Treibball is leuk om te doen én om naar te kijken. Lekker samen bezig zijn op een veld vol gekleurde ballen: daar word je helemaal vrolijk van!
Bij het aanleren van het Treibbal-spel begin je met één bal. Als de hond heeft geleerd om achter de bal plaats te nemen en vervolgens de bal te duwen, kun je het aantal ballen waarmee je werkt opvoeren.
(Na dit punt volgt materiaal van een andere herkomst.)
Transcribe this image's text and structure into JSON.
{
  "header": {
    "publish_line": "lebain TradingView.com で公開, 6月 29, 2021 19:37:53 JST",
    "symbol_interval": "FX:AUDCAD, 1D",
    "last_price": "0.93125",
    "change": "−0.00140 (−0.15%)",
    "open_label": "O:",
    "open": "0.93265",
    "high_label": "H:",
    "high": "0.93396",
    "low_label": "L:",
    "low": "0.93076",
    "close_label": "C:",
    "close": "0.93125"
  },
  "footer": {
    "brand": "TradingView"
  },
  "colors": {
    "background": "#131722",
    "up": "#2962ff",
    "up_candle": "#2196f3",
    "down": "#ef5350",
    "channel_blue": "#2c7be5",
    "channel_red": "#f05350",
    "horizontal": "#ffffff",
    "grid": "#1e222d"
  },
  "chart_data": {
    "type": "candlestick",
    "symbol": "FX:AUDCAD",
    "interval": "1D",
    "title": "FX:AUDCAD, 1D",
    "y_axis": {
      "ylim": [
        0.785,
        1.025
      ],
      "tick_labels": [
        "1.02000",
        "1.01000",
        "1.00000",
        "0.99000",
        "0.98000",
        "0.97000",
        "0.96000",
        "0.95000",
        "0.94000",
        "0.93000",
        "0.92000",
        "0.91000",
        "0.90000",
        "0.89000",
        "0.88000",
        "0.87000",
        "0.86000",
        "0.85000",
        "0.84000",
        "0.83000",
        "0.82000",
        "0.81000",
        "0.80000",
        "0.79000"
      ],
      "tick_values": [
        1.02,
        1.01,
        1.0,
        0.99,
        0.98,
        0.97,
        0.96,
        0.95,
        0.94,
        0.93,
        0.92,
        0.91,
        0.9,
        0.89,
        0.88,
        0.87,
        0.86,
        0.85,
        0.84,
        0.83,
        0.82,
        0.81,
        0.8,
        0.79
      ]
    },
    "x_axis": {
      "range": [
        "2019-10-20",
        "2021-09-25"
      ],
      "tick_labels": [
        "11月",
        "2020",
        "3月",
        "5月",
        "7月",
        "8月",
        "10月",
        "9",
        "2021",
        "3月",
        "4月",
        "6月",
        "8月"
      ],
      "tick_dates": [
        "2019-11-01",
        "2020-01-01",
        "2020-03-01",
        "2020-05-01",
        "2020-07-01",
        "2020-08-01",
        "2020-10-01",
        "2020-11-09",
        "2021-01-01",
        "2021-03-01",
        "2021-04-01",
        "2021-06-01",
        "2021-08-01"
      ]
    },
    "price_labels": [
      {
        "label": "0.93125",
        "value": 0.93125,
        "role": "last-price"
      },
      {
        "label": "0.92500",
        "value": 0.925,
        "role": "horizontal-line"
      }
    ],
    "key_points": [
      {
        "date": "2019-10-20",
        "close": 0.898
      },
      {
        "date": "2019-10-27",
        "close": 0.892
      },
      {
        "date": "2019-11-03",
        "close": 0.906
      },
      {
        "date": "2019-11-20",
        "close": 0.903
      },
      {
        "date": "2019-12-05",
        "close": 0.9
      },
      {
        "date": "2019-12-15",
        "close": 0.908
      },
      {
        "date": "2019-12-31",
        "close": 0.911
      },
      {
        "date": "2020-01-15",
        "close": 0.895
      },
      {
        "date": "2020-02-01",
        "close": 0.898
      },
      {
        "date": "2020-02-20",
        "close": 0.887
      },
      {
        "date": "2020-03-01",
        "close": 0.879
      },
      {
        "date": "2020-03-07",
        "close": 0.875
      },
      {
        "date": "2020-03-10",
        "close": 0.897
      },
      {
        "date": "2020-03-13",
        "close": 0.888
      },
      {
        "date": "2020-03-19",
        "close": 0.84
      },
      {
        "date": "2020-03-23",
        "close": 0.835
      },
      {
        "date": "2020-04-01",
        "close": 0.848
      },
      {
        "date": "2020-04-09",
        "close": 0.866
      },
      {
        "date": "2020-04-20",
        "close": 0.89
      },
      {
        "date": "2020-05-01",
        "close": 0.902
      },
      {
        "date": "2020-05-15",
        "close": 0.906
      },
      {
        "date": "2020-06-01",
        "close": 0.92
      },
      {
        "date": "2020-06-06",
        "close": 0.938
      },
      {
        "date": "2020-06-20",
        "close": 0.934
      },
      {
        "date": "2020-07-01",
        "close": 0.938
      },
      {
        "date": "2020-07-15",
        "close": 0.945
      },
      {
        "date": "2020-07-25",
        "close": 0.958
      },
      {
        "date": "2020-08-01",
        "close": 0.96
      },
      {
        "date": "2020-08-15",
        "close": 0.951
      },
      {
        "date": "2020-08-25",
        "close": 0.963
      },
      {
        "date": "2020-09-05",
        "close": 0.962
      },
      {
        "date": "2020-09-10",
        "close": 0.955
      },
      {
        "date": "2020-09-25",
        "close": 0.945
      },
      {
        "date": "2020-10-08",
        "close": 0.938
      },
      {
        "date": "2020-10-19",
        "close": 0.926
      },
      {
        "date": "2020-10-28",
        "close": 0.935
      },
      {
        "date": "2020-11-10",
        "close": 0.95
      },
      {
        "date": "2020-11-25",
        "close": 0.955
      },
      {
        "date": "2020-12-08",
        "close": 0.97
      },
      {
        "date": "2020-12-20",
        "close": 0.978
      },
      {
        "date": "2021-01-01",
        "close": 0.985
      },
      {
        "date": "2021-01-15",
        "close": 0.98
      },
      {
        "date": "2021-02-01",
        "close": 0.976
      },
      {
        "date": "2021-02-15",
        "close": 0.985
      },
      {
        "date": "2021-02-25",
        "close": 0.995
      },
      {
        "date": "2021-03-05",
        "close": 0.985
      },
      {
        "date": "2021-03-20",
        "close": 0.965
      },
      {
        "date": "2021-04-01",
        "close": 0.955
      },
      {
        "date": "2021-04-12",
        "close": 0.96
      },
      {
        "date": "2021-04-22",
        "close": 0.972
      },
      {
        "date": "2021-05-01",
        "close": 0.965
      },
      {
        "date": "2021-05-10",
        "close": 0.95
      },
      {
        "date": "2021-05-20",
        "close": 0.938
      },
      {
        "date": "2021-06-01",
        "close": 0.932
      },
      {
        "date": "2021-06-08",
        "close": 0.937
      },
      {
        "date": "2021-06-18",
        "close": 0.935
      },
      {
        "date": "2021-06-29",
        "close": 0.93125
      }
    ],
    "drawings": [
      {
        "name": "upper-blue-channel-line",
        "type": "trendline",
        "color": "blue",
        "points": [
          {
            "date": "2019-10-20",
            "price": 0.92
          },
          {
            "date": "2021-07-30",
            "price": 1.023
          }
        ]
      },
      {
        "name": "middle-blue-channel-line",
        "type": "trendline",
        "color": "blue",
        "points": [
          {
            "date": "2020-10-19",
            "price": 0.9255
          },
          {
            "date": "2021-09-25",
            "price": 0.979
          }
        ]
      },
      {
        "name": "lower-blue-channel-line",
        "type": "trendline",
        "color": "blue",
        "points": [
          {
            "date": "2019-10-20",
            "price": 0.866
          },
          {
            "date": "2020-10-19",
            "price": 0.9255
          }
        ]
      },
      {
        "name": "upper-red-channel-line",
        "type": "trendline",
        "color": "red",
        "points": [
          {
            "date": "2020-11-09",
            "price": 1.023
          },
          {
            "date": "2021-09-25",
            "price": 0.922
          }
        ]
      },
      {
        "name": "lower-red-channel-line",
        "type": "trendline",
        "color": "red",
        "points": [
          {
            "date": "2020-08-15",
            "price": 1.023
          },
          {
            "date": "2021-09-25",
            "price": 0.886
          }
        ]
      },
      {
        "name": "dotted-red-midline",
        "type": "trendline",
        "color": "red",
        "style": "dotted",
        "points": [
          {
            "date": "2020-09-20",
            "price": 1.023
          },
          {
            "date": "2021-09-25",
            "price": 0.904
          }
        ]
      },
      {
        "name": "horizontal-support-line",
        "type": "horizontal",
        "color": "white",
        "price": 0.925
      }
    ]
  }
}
Uiteindelijk komen er acht ballen op het veld te liggen en moet de hond die over een afstand van zo’n twintig meter zo snel mogelijk naar zijn baasje moet brengen, die voor een goal staat.
Duwen moet je leren!
De meeste honden gebruiken hun snuit om de bal in beweging te krijgen, andere duwen met hun borst, of gebruiken hun poten. Hoe meer ervaring de hond opdoet, des te beter jij de hond kunt sturen en hoe beter de hond op zijn beurt de bal leert te ‘sturen’.
Elke hond die wil samenwerken met zijn baas, kan aan Treibbal doen. Het leuke van Treibbal is dat het nauwelijks belastend is voor de hond en voor de baas. Daarom is Treibbal geschikt voor elke hond, jong en oud en zelfs honden met een (lichamelijke) beperking kunnen hun energie kwijt in het Treibbal-spel.